La vociferante comitiva seguía deprisa al hachero. Él atravesó la plaza y se dirigió a la calle Don Juan. Nosotros, como chiquillos, le seguíamos a cierta distancia para ver en lo que aquello acababa. En mitad de la calle, subiendo a su derecha, pasado el edificio de la Cruz Roja, había y hay otro hermoso edificio de piedra; en él vivía un médico de los pocos que entonces había. Ese señor era nativo de Úbeda; su fama no era mala. La tenía por ser un poco tacaño en su vida material; en su vida laboral no creo que aspirara al premio Nobel de Medicina o Investigación. Se contaba -y yo, de oírla contar, la aprendí- una anécdota de ese galeno. Un día llegó un paciente para que lo revisara; él, después de reconocerlo, le extendió una receta y le dijo que se tomara un papelillo disuelto en un vaso de agua. En aquellos tiempos, las recetas las hacían a mano en las farmacias. Cuando el farmacéutico leyó el escrito se quedó perplejo; decía: «Cien ladrillos disueltos en un vaso de agua». Todos en este mundo nos equivocamos y nos confundimos y ese señor, que en esos días estaba de obra, quizás al albañil le hiciera un vale de cien papelillos de seis agujeros.
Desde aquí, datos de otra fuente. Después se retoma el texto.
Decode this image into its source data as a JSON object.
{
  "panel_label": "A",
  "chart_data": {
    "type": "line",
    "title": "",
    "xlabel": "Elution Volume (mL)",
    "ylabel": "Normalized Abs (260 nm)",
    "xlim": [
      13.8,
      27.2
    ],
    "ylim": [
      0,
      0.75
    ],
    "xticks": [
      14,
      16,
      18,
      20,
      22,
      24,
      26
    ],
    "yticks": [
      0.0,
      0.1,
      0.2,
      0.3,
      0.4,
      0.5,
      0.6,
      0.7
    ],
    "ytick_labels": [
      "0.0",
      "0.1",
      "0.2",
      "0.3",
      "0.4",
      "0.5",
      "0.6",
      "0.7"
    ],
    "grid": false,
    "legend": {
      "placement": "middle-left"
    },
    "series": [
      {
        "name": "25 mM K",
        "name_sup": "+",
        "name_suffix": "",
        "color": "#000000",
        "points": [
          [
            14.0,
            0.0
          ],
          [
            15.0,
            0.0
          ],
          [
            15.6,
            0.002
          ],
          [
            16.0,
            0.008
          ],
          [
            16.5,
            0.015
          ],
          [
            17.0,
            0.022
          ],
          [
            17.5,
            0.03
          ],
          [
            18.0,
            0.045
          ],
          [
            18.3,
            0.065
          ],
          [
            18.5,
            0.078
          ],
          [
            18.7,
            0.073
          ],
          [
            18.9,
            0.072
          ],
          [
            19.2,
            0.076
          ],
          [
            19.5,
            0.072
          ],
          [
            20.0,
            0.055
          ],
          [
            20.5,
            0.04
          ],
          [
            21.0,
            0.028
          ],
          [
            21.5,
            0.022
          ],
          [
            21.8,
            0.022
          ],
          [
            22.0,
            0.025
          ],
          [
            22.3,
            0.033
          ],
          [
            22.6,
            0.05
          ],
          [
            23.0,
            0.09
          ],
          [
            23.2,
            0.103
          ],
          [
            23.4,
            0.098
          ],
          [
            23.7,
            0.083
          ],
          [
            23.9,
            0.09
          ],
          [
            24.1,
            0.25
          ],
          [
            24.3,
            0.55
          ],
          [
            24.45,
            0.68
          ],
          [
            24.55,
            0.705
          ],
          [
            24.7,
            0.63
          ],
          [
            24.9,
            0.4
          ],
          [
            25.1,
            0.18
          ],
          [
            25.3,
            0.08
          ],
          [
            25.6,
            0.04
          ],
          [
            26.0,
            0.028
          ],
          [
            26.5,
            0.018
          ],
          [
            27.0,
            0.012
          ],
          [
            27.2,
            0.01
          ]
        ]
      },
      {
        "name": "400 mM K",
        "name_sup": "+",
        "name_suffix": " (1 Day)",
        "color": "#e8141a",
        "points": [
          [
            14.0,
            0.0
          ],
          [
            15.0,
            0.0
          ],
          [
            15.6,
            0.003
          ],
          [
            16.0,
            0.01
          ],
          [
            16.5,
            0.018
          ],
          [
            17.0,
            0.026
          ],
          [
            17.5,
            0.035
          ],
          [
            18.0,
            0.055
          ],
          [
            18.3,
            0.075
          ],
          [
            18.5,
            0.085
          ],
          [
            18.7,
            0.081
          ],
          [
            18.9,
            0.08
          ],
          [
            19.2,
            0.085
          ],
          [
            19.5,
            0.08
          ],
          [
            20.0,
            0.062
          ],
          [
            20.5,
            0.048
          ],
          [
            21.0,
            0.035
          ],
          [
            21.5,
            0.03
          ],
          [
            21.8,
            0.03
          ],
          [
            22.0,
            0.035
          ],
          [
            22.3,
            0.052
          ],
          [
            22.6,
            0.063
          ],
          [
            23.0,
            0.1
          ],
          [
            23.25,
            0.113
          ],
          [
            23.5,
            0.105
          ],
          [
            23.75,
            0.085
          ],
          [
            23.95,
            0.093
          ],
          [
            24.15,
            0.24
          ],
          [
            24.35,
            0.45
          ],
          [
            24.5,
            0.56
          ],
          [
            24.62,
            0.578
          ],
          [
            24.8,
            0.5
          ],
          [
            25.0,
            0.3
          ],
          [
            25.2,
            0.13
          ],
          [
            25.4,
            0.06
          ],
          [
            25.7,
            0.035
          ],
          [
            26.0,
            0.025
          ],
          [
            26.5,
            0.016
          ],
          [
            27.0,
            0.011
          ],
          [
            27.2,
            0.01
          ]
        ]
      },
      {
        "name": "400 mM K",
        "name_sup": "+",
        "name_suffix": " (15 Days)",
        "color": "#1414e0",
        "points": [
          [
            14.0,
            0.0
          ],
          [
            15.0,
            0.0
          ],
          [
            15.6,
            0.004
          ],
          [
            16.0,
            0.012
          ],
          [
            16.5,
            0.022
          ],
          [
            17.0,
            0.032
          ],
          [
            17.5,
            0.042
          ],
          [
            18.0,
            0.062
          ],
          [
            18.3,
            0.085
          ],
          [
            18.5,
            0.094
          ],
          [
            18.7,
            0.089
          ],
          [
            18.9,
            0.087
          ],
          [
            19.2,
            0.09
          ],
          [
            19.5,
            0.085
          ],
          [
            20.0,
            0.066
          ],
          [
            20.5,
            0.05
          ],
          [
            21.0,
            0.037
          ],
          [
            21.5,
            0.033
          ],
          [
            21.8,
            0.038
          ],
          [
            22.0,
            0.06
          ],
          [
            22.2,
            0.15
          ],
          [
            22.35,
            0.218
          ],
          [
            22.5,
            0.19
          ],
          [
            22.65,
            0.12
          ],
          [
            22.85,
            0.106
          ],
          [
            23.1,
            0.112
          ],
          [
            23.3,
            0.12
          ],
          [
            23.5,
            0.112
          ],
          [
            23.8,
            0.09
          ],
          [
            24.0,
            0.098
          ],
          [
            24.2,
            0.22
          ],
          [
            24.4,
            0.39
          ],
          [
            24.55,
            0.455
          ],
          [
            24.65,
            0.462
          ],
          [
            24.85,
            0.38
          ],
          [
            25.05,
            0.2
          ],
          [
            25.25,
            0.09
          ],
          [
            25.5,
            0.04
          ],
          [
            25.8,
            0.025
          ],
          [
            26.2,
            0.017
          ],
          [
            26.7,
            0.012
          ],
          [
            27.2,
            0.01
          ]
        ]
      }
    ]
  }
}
El tumulto se paró en su puerta; una bronca y enérgica voz anunció: «Aquí vive don Juan Chinorro». La puerta estaba cerrada; con el mango del hacha, el jefe del grupo dio varios golpes; la puerta no tardó en abrirse y, en tropel, entraron muchos y pronto salieron con don Juan entre medias de ellos, entre achuchones e insultos, él con la cara del color de su traje de verano, color caña, que llevaba y con un sombrero de galleta con su cinta negra, como aquel que Maurice Chevalier hiciera tan famoso en la primera guerra mundial. Les suplicó a sus verdugos.
—¡Yo no he hecho nada malo! ¿Adónde me lleváis?
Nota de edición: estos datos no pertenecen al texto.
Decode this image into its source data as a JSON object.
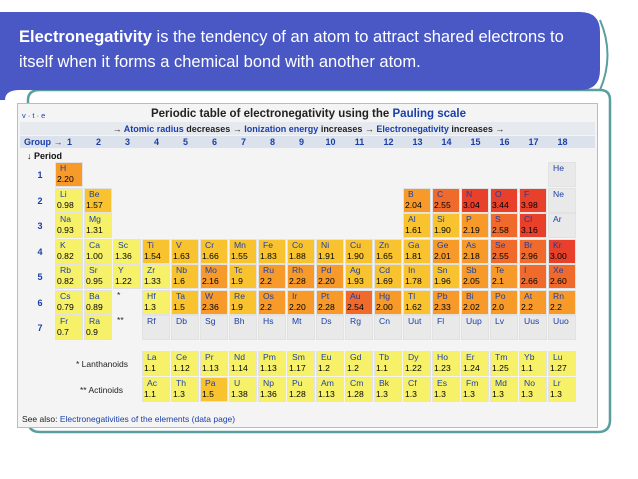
{
  "banner": {
    "term": "Electronegativity",
    "text": " is the tendency of an atom to attract shared electrons to itself when it forms a chemical bond with another atom."
  },
  "table": {
    "vte": "v · t · e",
    "title_prefix": "Periodic table of electronegativity using the ",
    "title_highlight": "Pauling scale",
    "trend_parts": [
      "→ ",
      "Atomic radius",
      " decreases → ",
      "Ionization energy",
      " increases → ",
      "Electronegativity",
      " increases →"
    ],
    "group_label": "Group →",
    "period_label": "↓ Period",
    "groups": [
      "1",
      "2",
      "3",
      "4",
      "5",
      "6",
      "7",
      "8",
      "9",
      "10",
      "11",
      "12",
      "13",
      "14",
      "15",
      "16",
      "17",
      "18"
    ],
    "periods": [
      "1",
      "2",
      "3",
      "4",
      "5",
      "6",
      "7"
    ],
    "lanthanoids_label": "* Lanthanoids",
    "actinoids_label": "** Actinoids",
    "see_also_prefix": "See also: ",
    "see_also_link": "Electronegativities of the elements (data page)",
    "colors": {
      "low": "#f7f16a",
      "mid": "#f9c32f",
      "midhigh": "#f79a2a",
      "high": "#f06a2b",
      "top": "#e8402a",
      "none": "#e9e9e9"
    },
    "elements": [
      {
        "s": "H",
        "v": "2.20",
        "p": 1,
        "g": 1
      },
      {
        "s": "He",
        "v": "",
        "p": 1,
        "g": 18
      },
      {
        "s": "Li",
        "v": "0.98",
        "p": 2,
        "g": 1
      },
      {
        "s": "Be",
        "v": "1.57",
        "p": 2,
        "g": 2
      },
      {
        "s": "B",
        "v": "2.04",
        "p": 2,
        "g": 13
      },
      {
        "s": "C",
        "v": "2.55",
        "p": 2,
        "g": 14
      },
      {
        "s": "N",
        "v": "3.04",
        "p": 2,
        "g": 15
      },
      {
        "s": "O",
        "v": "3.44",
        "p": 2,
        "g": 16
      },
      {
        "s": "F",
        "v": "3.98",
        "p": 2,
        "g": 17
      },
      {
        "s": "Ne",
        "v": "",
        "p": 2,
        "g": 18
      },
      {
        "s": "Na",
        "v": "0.93",
        "p": 3,
        "g": 1
      },
      {
        "s": "Mg",
        "v": "1.31",
        "p": 3,
        "g": 2
      },
      {
        "s": "Al",
        "v": "1.61",
        "p": 3,
        "g": 13
      },
      {
        "s": "Si",
        "v": "1.90",
        "p": 3,
        "g": 14
      },
      {
        "s": "P",
        "v": "2.19",
        "p": 3,
        "g": 15
      },
      {
        "s": "S",
        "v": "2.58",
        "p": 3,
        "g": 16
      },
      {
        "s": "Cl",
        "v": "3.16",
        "p": 3,
        "g": 17
      },
      {
        "s": "Ar",
        "v": "",
        "p": 3,
        "g": 18
      },
      {
        "s": "K",
        "v": "0.82",
        "p": 4,
        "g": 1
      },
      {
        "s": "Ca",
        "v": "1.00",
        "p": 4,
        "g": 2
      },
      {
        "s": "Sc",
        "v": "1.36",
        "p": 4,
        "g": 3
      },
      {
        "s": "Ti",
        "v": "1.54",
        "p": 4,
        "g": 4
      },
      {
        "s": "V",
        "v": "1.63",
        "p": 4,
        "g": 5
      },
      {
        "s": "Cr",
        "v": "1.66",
        "p": 4,
        "g": 6
      },
      {
        "s": "Mn",
        "v": "1.55",
        "p": 4,
        "g": 7
      },
      {
        "s": "Fe",
        "v": "1.83",
        "p": 4,
        "g": 8
      },
      {
        "s": "Co",
        "v": "1.88",
        "p": 4,
        "g": 9
      },
      {
        "s": "Ni",
        "v": "1.91",
        "p": 4,
        "g": 10
      },
      {
        "s": "Cu",
        "v": "1.90",
        "p": 4,
        "g": 11
      },
      {
        "s": "Zn",
        "v": "1.65",
        "p": 4,
        "g": 12
      },
      {
        "s": "Ga",
        "v": "1.81",
        "p": 4,
        "g": 13
      },
      {
        "s": "Ge",
        "v": "2.01",
        "p": 4,
        "g": 14
      },
      {
        "s": "As",
        "v": "2.18",
        "p": 4,
        "g": 15
      },
      {
        "s": "Se",
        "v": "2.55",
        "p": 4,
        "g": 16
      },
      {
        "s": "Br",
        "v": "2.96",
        "p": 4,
        "g": 17
      },
      {
        "s": "Kr",
        "v": "3.00",
        "p": 4,
        "g": 18
      },
      {
        "s": "Rb",
        "v": "0.82",
        "p": 5,
        "g": 1
      },
      {
        "s": "Sr",
        "v": "0.95",
        "p": 5,
        "g": 2
      },
      {
        "s": "Y",
        "v": "1.22",
        "p": 5,
        "g": 3
      },
      {
        "s": "Zr",
        "v": "1.33",
        "p": 5,
        "g": 4
      },
      {
        "s": "Nb",
        "v": "1.6",
        "p": 5,
        "g": 5
      },
      {
        "s": "Mo",
        "v": "2.16",
        "p": 5,
        "g": 6
      },
      {
        "s": "Tc",
        "v": "1.9",
        "p": 5,
        "g": 7
      },
      {
        "s": "Ru",
        "v": "2.2",
        "p": 5,
        "g": 8
      },
      {
        "s": "Rh",
        "v": "2.28",
        "p": 5,
        "g": 9
      },
      {
        "s": "Pd",
        "v": "2.20",
        "p": 5,
        "g": 10
      },
      {
        "s": "Ag",
        "v": "1.93",
        "p": 5,
        "g": 11
      },
      {
        "s": "Cd",
        "v": "1.69",
        "p": 5,
        "g": 12
      },
      {
        "s": "In",
        "v": "1.78",
        "p": 5,
        "g": 13
      },
      {
        "s": "Sn",
        "v": "1.96",
        "p": 5,
        "g": 14
      },
      {
        "s": "Sb",
        "v": "2.05",
        "p": 5,
        "g": 15
      },
      {
        "s": "Te",
        "v": "2.1",
        "p": 5,
        "g": 16
      },
      {
        "s": "I",
        "v": "2.66",
        "p": 5,
        "g": 17
      },
      {
        "s": "Xe",
        "v": "2.60",
        "p": 5,
        "g": 18
      },
      {
        "s": "Cs",
        "v": "0.79",
        "p": 6,
        "g": 1
      },
      {
        "s": "Ba",
        "v": "0.89",
        "p": 6,
        "g": 2
      },
      {
        "s": "*",
        "v": "",
        "p": 6,
        "g": 3
      },
      {
        "s": "Hf",
        "v": "1.3",
        "p": 6,
        "g": 4
      },
      {
        "s": "Ta",
        "v": "1.5",
        "p": 6,
        "g": 5
      },
      {
        "s": "W",
        "v": "2.36",
        "p": 6,
        "g": 6
      },
      {
        "s": "Re",
        "v": "1.9",
        "p": 6,
        "g": 7
      },
      {
        "s": "Os",
        "v": "2.2",
        "p": 6,
        "g": 8
      },
      {
        "s": "Ir",
        "v": "2.20",
        "p": 6,
        "g": 9
      },
      {
        "s": "Pt",
        "v": "2.28",
        "p": 6,
        "g": 10
      },
      {
        "s": "Au",
        "v": "2.54",
        "p": 6,
        "g": 11
      },
      {
        "s": "Hg",
        "v": "2.00",
        "p": 6,
        "g": 12
      },
      {
        "s": "Tl",
        "v": "1.62",
        "p": 6,
        "g": 13
      },
      {
        "s": "Pb",
        "v": "2.33",
        "p": 6,
        "g": 14
      },
      {
        "s": "Bi",
        "v": "2.02",
        "p": 6,
        "g": 15
      },
      {
        "s": "Po",
        "v": "2.0",
        "p": 6,
        "g": 16
      },
      {
        "s": "At",
        "v": "2.2",
        "p": 6,
        "g": 17
      },
      {
        "s": "Rn",
        "v": "2.2",
        "p": 6,
        "g": 18
      },
      {
        "s": "Fr",
        "v": "0.7",
        "p": 7,
        "g": 1
      },
      {
        "s": "Ra",
        "v": "0.9",
        "p": 7,
        "g": 2
      },
      {
        "s": "**",
        "v": "",
        "p": 7,
        "g": 3
      },
      {
        "s": "Rf",
        "v": "",
        "p": 7,
        "g": 4
      },
      {
        "s": "Db",
        "v": "",
        "p": 7,
        "g": 5
      },
      {
        "s": "Sg",
        "v": "",
        "p": 7,
        "g": 6
      },
      {
        "s": "Bh",
        "v": "",
        "p": 7,
        "g": 7
      },
      {
        "s": "Hs",
        "v": "",
        "p": 7,
        "g": 8
      },
      {
        "s": "Mt",
        "v": "",
        "p": 7,
        "g": 9
      },
      {
        "s": "Ds",
        "v": "",
        "p": 7,
        "g": 10
      },
      {
        "s": "Rg",
        "v": "",
        "p": 7,
        "g": 11
      },
      {
        "s": "Cn",
        "v": "",
        "p": 7,
        "g": 12
      },
      {
        "s": "Uut",
        "v": "",
        "p": 7,
        "g": 13
      },
      {
        "s": "Fl",
        "v": "",
        "p": 7,
        "g": 14
      },
      {
        "s": "Uup",
        "v": "",
        "p": 7,
        "g": 15
      },
      {
        "s": "Lv",
        "v": "",
        "p": 7,
        "g": 16
      },
      {
        "s": "Uus",
        "v": "",
        "p": 7,
        "g": 17
      },
      {
        "s": "Uuo",
        "v": "",
        "p": 7,
        "g": 18
      }
    ],
    "lanthanoids": [
      {
        "s": "La",
        "v": "1.1"
      },
      {
        "s": "Ce",
        "v": "1.12"
      },
      {
        "s": "Pr",
        "v": "1.13"
      },
      {
        "s": "Nd",
        "v": "1.14"
      },
      {
        "s": "Pm",
        "v": "1.13"
      },
      {
        "s": "Sm",
        "v": "1.17"
      },
      {
        "s": "Eu",
        "v": "1.2"
      },
      {
        "s": "Gd",
        "v": "1.2"
      },
      {
        "s": "Tb",
        "v": "1.1"
      },
      {
        "s": "Dy",
        "v": "1.22"
      },
      {
        "s": "Ho",
        "v": "1.23"
      },
      {
        "s": "Er",
        "v": "1.24"
      },
      {
        "s": "Tm",
        "v": "1.25"
      },
      {
        "s": "Yb",
        "v": "1.1"
      },
      {
        "s": "Lu",
        "v": "1.27"
      }
    ],
    "actinoids": [
      {
        "s": "Ac",
        "v": "1.1"
      },
      {
        "s": "Th",
        "v": "1.3"
      },
      {
        "s": "Pa",
        "v": "1.5"
      },
      {
        "s": "U",
        "v": "1.38"
      },
      {
        "s": "Np",
        "v": "1.36"
      },
      {
        "s": "Pu",
        "v": "1.28"
      },
      {
        "s": "Am",
        "v": "1.13"
      },
      {
        "s": "Cm",
        "v": "1.28"
      },
      {
        "s": "Bk",
        "v": "1.3"
      },
      {
        "s": "Cf",
        "v": "1.3"
      },
      {
        "s": "Es",
        "v": "1.3"
      },
      {
        "s": "Fm",
        "v": "1.3"
      },
      {
        "s": "Md",
        "v": "1.3"
      },
      {
        "s": "No",
        "v": "1.3"
      },
      {
        "s": "Lr",
        "v": "1.3"
      }
    ]
  }
}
—Tú eres un cacique malo —dijo uno del grupo, mientras daba un manotón al sombrero que cayó rodando calle abajo—.
Él, con voz suplicante:
—No me lo rompáis, que me ha costado dos pesetas —les dijo—.
—Adonde vas no te hace falta, pues vas a estar a la sombra —le dijo otro con guasa—.
Y así, entre empellones y guasas, lo entraron en “La Casilla”. Algún lector, al leer, no sabrá ni comprenderá: “La Casilla” era lo que es hoy la Jefatura de Policía Local, que está en el mismo lugar que antaño.